Chilling Adventures of Sabrina, Volume 1: The Crucible

Chilling Adventures of Sabrina, Volume 1: The Crucible by Roberto Aguirre-Sacasa and Robert Hack is the first half of a two book series that was (in part) the inspiration for the Netflix show of the same name. The conceit here is that Sabrina, her aunts and her cousin (excised from most comics since the 1990s) are satanic worshipers, drawing their powers from their worship of the "Dark Lord."

The story centers on Sabrina's upcoming sixteenth birthday. It falls on Halloween during a blood moon (lunar eclipse). Out in the forest she is to sign her name in the dark lord's book and officially join the coven. There are forces at play for her soul and one of them is Madam Satan.

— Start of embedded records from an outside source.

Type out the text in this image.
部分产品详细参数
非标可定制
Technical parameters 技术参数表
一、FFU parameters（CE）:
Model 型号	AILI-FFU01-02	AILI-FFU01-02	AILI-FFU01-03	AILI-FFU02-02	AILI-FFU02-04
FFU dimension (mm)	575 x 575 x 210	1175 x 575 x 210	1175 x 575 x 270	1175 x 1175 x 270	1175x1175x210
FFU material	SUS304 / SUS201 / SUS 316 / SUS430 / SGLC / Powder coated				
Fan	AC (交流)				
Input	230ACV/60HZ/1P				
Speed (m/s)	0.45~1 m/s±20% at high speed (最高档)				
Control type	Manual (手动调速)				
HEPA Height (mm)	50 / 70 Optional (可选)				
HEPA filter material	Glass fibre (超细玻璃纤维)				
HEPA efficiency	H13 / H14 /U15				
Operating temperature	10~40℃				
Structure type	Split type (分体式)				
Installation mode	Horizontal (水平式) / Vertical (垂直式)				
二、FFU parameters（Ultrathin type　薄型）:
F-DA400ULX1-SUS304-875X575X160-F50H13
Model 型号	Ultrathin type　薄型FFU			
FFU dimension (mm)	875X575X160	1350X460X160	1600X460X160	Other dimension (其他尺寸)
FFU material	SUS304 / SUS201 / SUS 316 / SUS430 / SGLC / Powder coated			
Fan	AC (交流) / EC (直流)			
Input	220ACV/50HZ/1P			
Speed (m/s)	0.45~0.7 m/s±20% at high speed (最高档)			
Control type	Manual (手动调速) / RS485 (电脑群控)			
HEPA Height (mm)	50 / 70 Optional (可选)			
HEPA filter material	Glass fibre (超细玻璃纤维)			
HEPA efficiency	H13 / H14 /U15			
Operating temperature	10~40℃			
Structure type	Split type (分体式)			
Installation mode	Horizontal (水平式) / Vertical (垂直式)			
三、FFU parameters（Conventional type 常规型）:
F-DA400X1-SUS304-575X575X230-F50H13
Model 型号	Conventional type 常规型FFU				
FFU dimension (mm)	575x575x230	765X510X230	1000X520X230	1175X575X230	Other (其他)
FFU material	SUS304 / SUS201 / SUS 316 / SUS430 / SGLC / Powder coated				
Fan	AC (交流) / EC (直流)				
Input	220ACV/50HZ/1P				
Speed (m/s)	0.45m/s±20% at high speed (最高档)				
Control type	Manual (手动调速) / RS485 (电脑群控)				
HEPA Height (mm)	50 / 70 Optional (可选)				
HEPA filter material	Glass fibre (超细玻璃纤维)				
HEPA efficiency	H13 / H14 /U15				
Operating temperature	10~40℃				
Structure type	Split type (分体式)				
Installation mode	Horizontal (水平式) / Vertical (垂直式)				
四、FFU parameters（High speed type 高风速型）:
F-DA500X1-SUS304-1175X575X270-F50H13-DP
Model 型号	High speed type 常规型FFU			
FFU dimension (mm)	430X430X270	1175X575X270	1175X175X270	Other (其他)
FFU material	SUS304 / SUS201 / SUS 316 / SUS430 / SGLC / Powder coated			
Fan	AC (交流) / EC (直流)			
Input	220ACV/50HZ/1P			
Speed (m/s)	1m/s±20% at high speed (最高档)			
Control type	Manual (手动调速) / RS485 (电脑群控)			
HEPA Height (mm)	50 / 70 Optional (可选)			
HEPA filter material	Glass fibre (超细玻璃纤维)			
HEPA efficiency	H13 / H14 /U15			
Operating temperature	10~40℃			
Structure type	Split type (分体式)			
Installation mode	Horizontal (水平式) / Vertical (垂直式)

While Madam Satan plays a huge part in the television series (and is played by the delightful Michelle Gomez) is one of the evils inflicted on Sabrina, the cause of her summoning as well as her motivations are different in the comic. The funniest conceit that I wish the show had kept is that she was summoned by a rival coven of witches in nearby Riverdale. Yup: Betty and Veronica!

The comic has an edgy nostalgia to it but the plot is rather thin. It's basically sixteen years after a Rosemary's Baby scheme. Sabrina is that baby, now a teenager. Of course there's also the half-witch plot, something that's always been part of Sabrina's character sheet. The comic, though, focuses solely on the witch side of her heritage, with Sabrina's mother locked away in an asylum, and her father dead.